What you think of the new Avengers Assemble film will depend on whether you too are a fellow Joss Whedon groupie. Whedon was the brains behind the cult classic Buffy, which ran for 7 series from 1997–2003. Remarkably, the spin-off follow-up Angel was a pretty impressive stab at repeating the magic.
The latter tended to lose its way whenever it veered off onto other planets, but for the most part Angel was as airily confident and sure-footed as Buffy.
Consistently compelling stories about impeccably delineated characters who all spoke in effortlessly smart dialogue, and almost all of whom were given three glorious dimensions by the near perfect cast (not withstanding Drusilla and her accent, which clearly came from another dimension entirely).
Somehow, Whedon had managed to casually tap into the vein of that all-important demographic, youth culture.
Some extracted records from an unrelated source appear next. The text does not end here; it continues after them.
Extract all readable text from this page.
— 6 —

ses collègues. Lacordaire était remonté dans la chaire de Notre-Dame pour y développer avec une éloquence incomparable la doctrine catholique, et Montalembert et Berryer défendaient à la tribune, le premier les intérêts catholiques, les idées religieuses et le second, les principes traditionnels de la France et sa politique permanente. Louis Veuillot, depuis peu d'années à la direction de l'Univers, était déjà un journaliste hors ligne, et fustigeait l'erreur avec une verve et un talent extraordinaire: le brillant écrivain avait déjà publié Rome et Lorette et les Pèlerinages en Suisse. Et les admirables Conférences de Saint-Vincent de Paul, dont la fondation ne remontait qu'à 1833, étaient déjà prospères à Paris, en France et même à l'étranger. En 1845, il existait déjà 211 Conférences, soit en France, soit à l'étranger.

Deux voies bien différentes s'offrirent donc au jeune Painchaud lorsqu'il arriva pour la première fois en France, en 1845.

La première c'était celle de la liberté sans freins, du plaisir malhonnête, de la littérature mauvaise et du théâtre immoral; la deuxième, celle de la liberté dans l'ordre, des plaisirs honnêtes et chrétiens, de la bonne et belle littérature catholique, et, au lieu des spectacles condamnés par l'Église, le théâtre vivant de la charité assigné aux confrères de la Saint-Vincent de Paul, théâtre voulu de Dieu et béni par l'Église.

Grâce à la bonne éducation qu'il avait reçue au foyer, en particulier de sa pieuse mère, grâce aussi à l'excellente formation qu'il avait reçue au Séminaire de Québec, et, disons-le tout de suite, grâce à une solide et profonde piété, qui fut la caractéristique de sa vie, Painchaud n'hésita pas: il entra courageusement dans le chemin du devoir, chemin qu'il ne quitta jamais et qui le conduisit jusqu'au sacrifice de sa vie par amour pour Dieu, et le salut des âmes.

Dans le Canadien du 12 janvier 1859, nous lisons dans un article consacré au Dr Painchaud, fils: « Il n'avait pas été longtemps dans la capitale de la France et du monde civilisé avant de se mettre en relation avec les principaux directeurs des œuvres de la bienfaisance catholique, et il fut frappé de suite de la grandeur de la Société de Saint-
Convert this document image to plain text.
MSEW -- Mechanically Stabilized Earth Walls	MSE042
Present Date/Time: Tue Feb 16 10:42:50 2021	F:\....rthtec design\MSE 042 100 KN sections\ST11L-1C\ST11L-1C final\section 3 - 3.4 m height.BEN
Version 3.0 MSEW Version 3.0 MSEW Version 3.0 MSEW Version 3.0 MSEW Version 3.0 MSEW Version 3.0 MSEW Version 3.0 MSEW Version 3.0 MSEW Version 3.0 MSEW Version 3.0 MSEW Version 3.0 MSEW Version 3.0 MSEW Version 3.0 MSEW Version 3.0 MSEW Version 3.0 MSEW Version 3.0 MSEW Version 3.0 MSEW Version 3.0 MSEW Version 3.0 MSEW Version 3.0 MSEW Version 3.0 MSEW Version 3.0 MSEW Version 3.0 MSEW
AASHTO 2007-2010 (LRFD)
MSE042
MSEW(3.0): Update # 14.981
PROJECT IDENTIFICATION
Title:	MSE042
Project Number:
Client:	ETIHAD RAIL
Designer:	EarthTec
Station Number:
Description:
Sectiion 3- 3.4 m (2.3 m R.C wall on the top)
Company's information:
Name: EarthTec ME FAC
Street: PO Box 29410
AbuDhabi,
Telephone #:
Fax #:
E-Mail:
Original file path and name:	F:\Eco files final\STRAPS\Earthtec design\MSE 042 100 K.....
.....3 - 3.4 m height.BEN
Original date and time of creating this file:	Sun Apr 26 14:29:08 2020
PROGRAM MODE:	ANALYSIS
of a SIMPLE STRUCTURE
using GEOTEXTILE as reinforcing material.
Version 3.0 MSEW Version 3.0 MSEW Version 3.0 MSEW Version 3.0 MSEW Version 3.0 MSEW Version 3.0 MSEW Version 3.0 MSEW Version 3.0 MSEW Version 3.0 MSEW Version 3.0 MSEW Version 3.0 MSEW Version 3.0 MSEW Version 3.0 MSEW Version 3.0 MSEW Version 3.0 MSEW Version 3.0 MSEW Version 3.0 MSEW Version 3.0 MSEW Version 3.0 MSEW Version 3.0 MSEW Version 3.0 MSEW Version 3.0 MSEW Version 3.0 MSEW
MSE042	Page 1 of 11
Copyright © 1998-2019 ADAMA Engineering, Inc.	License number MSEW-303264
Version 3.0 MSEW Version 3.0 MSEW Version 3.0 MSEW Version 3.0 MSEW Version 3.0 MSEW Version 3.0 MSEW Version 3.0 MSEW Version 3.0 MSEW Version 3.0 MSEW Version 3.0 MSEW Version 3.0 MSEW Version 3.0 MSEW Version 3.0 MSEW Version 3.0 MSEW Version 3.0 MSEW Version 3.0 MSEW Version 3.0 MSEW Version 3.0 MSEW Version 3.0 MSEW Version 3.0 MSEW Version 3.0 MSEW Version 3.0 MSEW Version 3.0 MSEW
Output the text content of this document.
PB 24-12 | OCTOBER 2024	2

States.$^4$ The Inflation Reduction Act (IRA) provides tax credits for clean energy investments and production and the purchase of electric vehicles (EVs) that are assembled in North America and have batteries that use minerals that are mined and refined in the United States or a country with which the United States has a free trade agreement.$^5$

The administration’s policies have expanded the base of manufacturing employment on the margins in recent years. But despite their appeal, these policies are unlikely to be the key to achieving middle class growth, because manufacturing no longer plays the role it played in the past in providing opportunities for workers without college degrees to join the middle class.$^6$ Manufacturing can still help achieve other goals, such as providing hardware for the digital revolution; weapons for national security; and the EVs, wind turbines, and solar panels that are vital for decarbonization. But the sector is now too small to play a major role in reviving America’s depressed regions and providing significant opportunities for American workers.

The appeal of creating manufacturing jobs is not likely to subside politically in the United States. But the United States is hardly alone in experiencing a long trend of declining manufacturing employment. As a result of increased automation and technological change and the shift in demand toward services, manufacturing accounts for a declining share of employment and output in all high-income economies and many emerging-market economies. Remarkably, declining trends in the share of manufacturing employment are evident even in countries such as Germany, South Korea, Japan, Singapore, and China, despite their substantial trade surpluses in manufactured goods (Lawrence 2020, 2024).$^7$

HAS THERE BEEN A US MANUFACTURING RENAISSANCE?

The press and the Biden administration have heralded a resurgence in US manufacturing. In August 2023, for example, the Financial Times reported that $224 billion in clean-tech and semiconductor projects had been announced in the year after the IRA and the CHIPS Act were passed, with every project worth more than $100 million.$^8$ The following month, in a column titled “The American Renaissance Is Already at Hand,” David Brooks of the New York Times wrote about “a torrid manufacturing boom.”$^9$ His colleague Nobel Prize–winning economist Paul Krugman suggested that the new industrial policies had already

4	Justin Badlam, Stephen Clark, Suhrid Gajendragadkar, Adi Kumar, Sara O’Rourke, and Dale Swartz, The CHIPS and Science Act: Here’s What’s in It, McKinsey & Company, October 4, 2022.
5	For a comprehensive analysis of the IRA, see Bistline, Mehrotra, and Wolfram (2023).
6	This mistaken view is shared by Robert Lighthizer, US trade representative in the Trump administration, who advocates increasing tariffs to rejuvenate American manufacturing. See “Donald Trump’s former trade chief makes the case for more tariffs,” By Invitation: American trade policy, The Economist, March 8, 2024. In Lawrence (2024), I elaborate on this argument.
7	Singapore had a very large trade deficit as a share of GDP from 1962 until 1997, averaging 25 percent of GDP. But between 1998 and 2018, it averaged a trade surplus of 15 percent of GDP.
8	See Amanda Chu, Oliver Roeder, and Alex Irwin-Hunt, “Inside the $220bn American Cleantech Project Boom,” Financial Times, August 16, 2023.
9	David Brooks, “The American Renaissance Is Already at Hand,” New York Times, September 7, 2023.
Inevitably what followed was, box office wise, something a of a disappointment. First up was Firefly, which was cancelled by Fox before it had even completed its first season – though not before he’d managed to shoot a feature prequel, Serenity. Then there was Dollhouse, which lasted just two seasons before being axed.
So Whedon was very much of the fallen variety and on something of a retrieval mission with his latest effort. Which certainly goes some of the way to explaining quite how safe Avengers Assemble feels. But the truth of the matter is, the very nature of the project prohibits narrative ambition.
What we are talking about after all is a film with (at least) six heroes. So on the one hand, you need to give six different protagonists equal weight and time. And on the other, the franchise demands of sequels and merchandising mean that they all have to survive and live to see another day. So necessarily, there can never be anything really at stake. Unlike then Buffy, or indeed Serenity, where it’s handled brilliantly, there can be no death.
If you want to see what Whedon is capable of when not shackled by the confines of a franchise, have a look at the ridiculously under-viewed Serenity. Seriously, watch it.
The script brilliantly balances the personal and the universal, the big and the small, and the story powers forward with an electrifying pace (has anyone ever propelled narrative using dialogue with such gay abandon and devastating force?). Whilst the carefully placed fight scenes boast a balletic intensity completely alien to your run-of-the-mill, bog-standard, summer blockbuster.
And that ultimately is all Avengers Assemble really is. And as such it could comfortably lose 15 or so of the opening and closing 20 minutes. Unsurprisingly, all the reviews have raved about it. And undoubtedly, in a sea of mediocrity it clearly stands out (even more so if you see it in one of those fabulous new Isense cinemas, reviewed here). But there’s no getting away from it, as the new Joss Whedon film, it’s ever so slightly disappointing. Let’s hope all those brownie points he’s now accumulated can be used by him for something a bit more personal.